Peter Windsor is one of the world’s most respected F1 journalists. He has a relationship with the Williams Formula 1 team that goes back 30 plus years, having worked with the team as Sir Frank’s sponsorship manager, rising up through the ranks to become team manager in 1991 before turning to broadcasting.

If there’s any journo qualified to have an opinion on the Williams F1 Team it’s Peter Windsor.

Which is why his latest blog in which he passionately delivers his take on Williams’ plight is depressingly salient and one that will (or should) cut deep with some of the key people within the beleaguered outfit.

In it he describes an alternative 2019 Williams reality where Sir Frank Williams‘ son Jonny had been given the keys to the shop in 2012 rather than his sister Claire Williams: current Deputy Team Principal (Team Principal in all but name – Sir Frank retains that title).

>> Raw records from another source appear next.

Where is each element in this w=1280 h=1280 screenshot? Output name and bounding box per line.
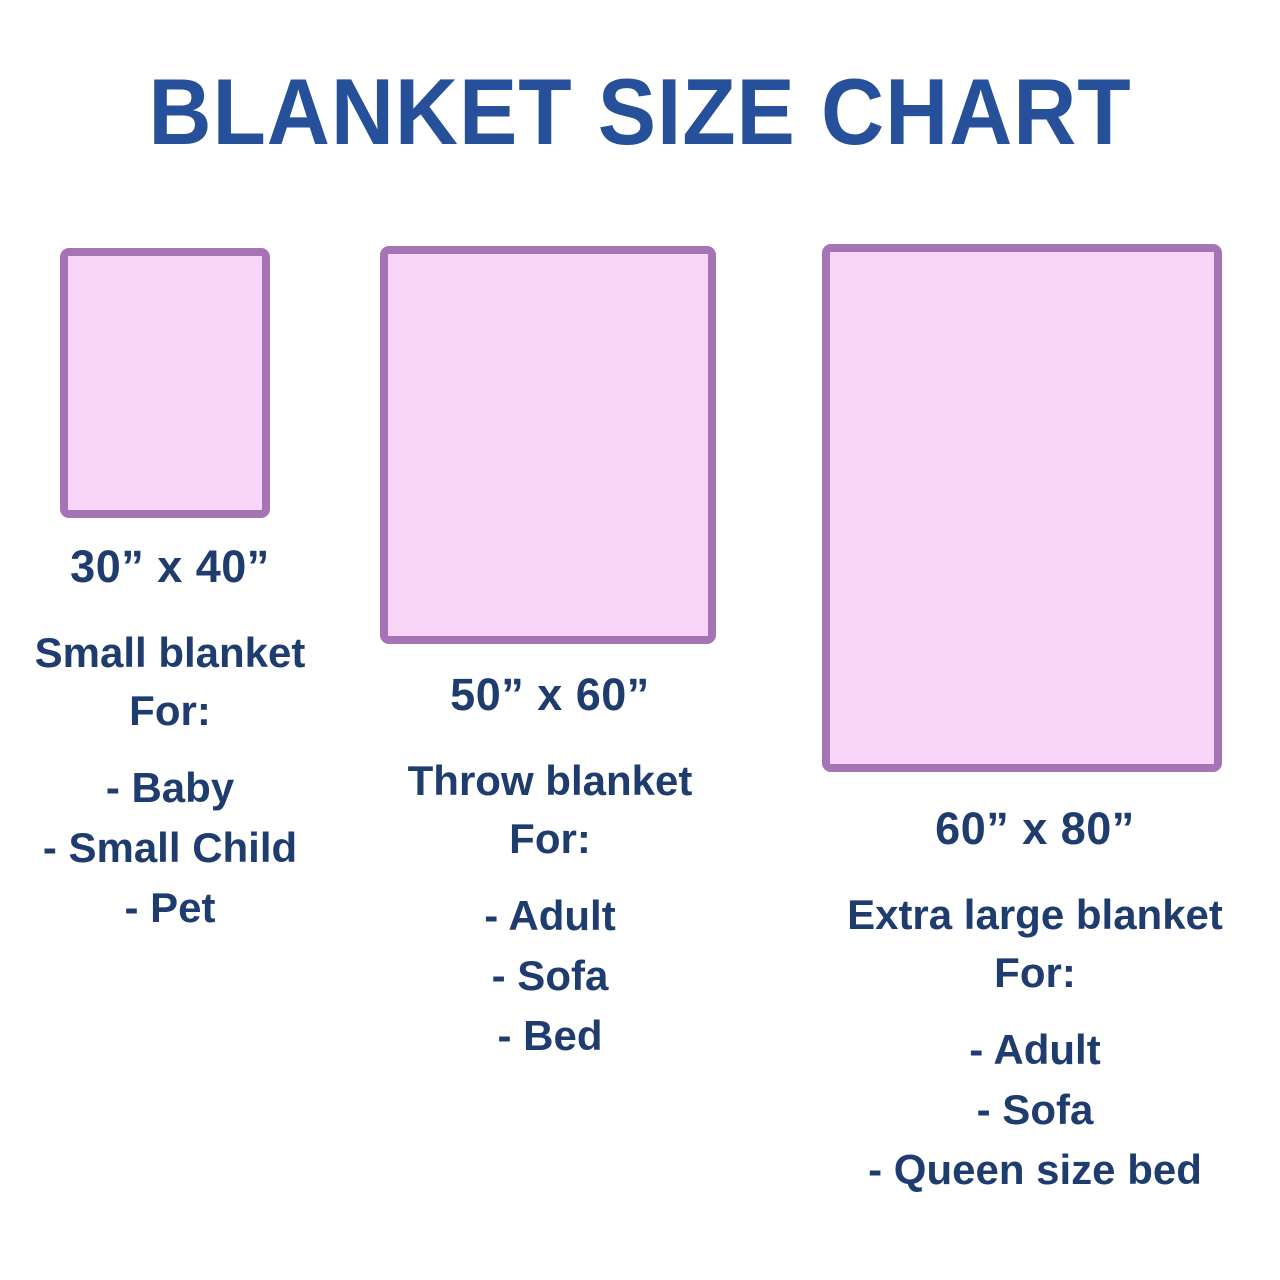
swatch-container-small (0, 248, 340, 518)
list-item: - Bed (360, 1006, 740, 1066)
list-item: - Sofa (360, 946, 740, 1006)
size-details-extra-large: 60” x 80” Extra large blanket For: - Adu… (790, 800, 1280, 1200)
dimension-label: 60” x 80” (790, 800, 1280, 858)
for-label: For: (790, 944, 1280, 1002)
list-item: - Pet (0, 878, 340, 938)
use-list: - Adult - Sofa - Bed (360, 886, 740, 1066)
use-list: - Baby - Small Child - Pet (0, 758, 340, 938)
list-item: - Baby (0, 758, 340, 818)
page-title: BLANKET SIZE CHART (45, 62, 1235, 162)
blanket-swatch-throw (380, 246, 716, 644)
size-details-throw: 50” x 60” Throw blanket For: - Adult - S… (360, 666, 740, 1066)
list-item: - Adult (790, 1020, 1280, 1080)
blanket-swatch-extra-large (822, 244, 1222, 772)
list-item: - Sofa (790, 1080, 1280, 1140)
blanket-name-label: Extra large blanket (790, 886, 1280, 944)
blanket-name-label: Small blanket (0, 624, 340, 682)
list-item: - Adult (360, 886, 740, 946)
list-item: - Small Child (0, 818, 340, 878)
dimension-label: 30” x 40” (0, 538, 340, 596)
list-item: - Queen size bed (790, 1140, 1280, 1200)
for-label: For: (0, 682, 340, 740)
use-list: - Adult - Sofa - Queen size bed (790, 1020, 1280, 1200)
swatch-container-extra-large (790, 244, 1280, 772)
swatch-container-throw (360, 246, 740, 644)
size-details-small: 30” x 40” Small blanket For: - Baby - Sm… (0, 538, 340, 938)
blanket-name-label: Throw blanket (360, 752, 740, 810)
blanket-swatch-small (60, 248, 270, 518)
blanket-size-chart: BLANKET SIZE CHART 30” x 40” Small blank… (0, 0, 1280, 1280)
dimension-label: 50” x 60” (360, 666, 740, 724)
for-label: For: (360, 810, 740, 868)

Jonny would have arrived at Williams Racing, after years dirtying his hands in junior formulae, latterly in GP2 with the iSport team founded by Paul Jackson and Gavin Bickerton-Jones with whom Jonny worked to run a team that would win races and championships.

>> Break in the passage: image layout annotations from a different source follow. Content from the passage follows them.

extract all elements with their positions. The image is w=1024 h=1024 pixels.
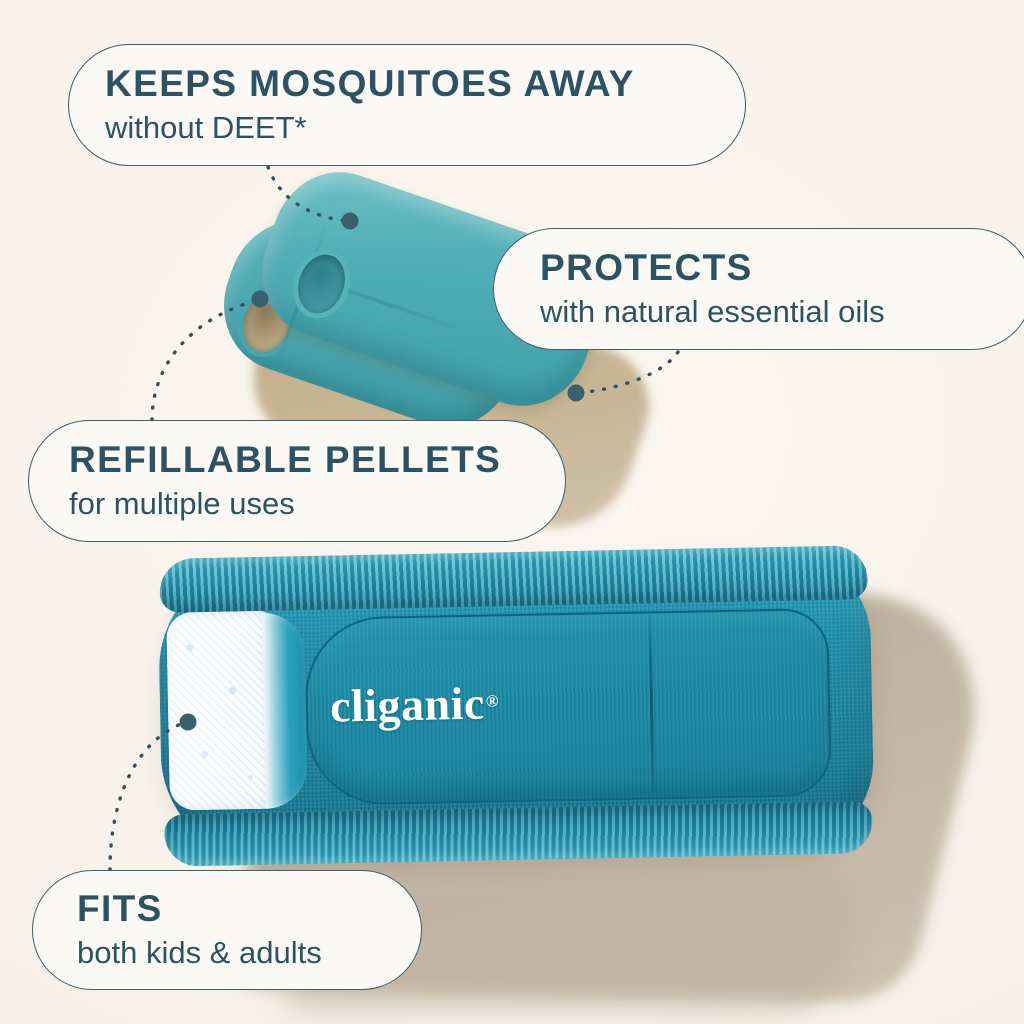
callout-subtitle: with natural essential oils xyxy=(540,295,1024,329)
velcro-loop-patch xyxy=(166,611,274,811)
registered-trademark-icon: ® xyxy=(486,691,500,710)
wristband-product xyxy=(157,549,875,863)
brand-wordmark: cliganic xyxy=(330,678,486,732)
infographic-canvas: cliganic® KEEPS MOSQUITOES AWAY without … xyxy=(0,0,1024,1024)
callout-subtitle: both kids & adults xyxy=(77,936,421,970)
callout-refillable-pellets: REFILLABLE PELLETS for multiple uses xyxy=(28,420,566,542)
callout-subtitle: without DEET* xyxy=(105,111,745,145)
callout-title: REFILLABLE PELLETS xyxy=(69,441,565,478)
callout-keeps-mosquitoes-away: KEEPS MOSQUITOES AWAY without DEET* xyxy=(68,44,746,166)
callout-title: KEEPS MOSQUITOES AWAY xyxy=(105,65,745,102)
callout-fits: FITS both kids & adults xyxy=(32,870,422,990)
callout-subtitle: for multiple uses xyxy=(69,487,565,521)
callout-title: PROTECTS xyxy=(540,249,1024,286)
brand-logo: cliganic® xyxy=(330,676,500,732)
callout-title: FITS xyxy=(77,890,421,927)
velcro-edge-trim xyxy=(262,612,308,809)
callout-protects: PROTECTS with natural essential oils xyxy=(493,228,1024,350)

They, according to Windsor, are racing people and that they were overlooked as successors to Sir Frank (in no small part thanks to Adam Parr – former Williams CEO and Toto Wolff – then Williams’ Executive Director) is, again according to Windsor, a travesty.

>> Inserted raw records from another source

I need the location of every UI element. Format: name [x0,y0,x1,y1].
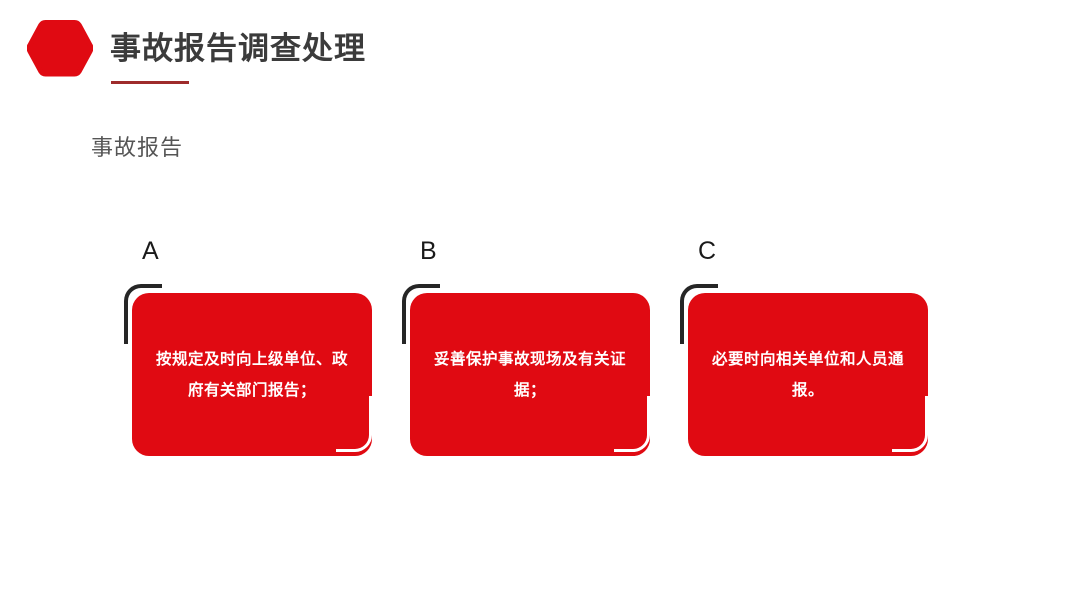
card-letter-b: B [420,236,437,266]
cards-row: A 按规定及时向上级单位、政府有关部门报告； B 妥善保护事故现场及有关证据； … [0,0,1080,608]
card-b-text: 妥善保护事故现场及有关证据； [432,344,628,406]
card-group-a: A 按规定及时向上级单位、政府有关部门报告； [124,236,380,466]
slide-canvas: 事故报告调查处理 事故报告 A 按规定及时向上级单位、政府有关部门报告； B 妥… [0,0,1080,608]
bracket-bottom-right-icon [892,396,928,452]
card-group-b: B 妥善保护事故现场及有关证据； [402,236,658,466]
card-c-text: 必要时向相关单位和人员通报。 [710,344,906,406]
bracket-bottom-right-icon [336,396,372,452]
card-letter-a: A [142,236,159,266]
bracket-bottom-right-icon [614,396,650,452]
card-a-text: 按规定及时向上级单位、政府有关部门报告； [154,344,350,406]
card-group-c: C 必要时向相关单位和人员通报。 [680,236,936,466]
card-letter-c: C [698,236,716,266]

And a decision that casts a shadow over the Williams team to this day.

Jonny was sidelined by the Williams board when succession was mooted. Instead, it was Jonny’s younger sister who was empowered to sign the cheques. The potential of Paul Jackson’s logic was replaced by an industry man”

“What could have been the racing pragmatism of Gav and Richard was supplanted by below-par drivers, then paying drivers – and then by the fathers of paying drivers.” Windsor says.

His impassioned outburst has clearly been prompted by Williams’ treatment of Paddy Lowe, to whom Windsor clearly has an allegiance.

He continues:

“It’s [Williams] run by non- racers in F1 for the wrong reasons. They pay themselves well and they run a nice motorhome. Trouble is, they couldn’t even wring the best from one of the easiest and most talented guys in the paddock – Paddy Lowe”

Paddy was backed into the Job From Hell – into producing and developing an F1 car while living, day to day, in a political and financial jungle. Paddy’s not a mobster in the F1 sense of the word; he’s a racer with as much to give on the technical side as he does on the commercial and managerial. The easiest thing in the world is to point to the performance of the Williams car over the past two years and to single-out Paddy Lowe for dismissal. But to do do so is naive: it’s the people at the top who have let Williams down

So what drove Williams to choose the route they did, overlooking Jonny and his team to succeed Sir Frank?

In answering this, Windsor could quite easily be using Williams as a metaphor for the fundamental flaw that underpins many of the key decisions being made at the heart of Formula 1.

Because it wasn’t political. Because it didn’t immediately spell ‘money’. And because it wasn’t necessarily about ego and power – It was just about racing, pure and simple.”

It’s all about the racing. Let nobody forget that.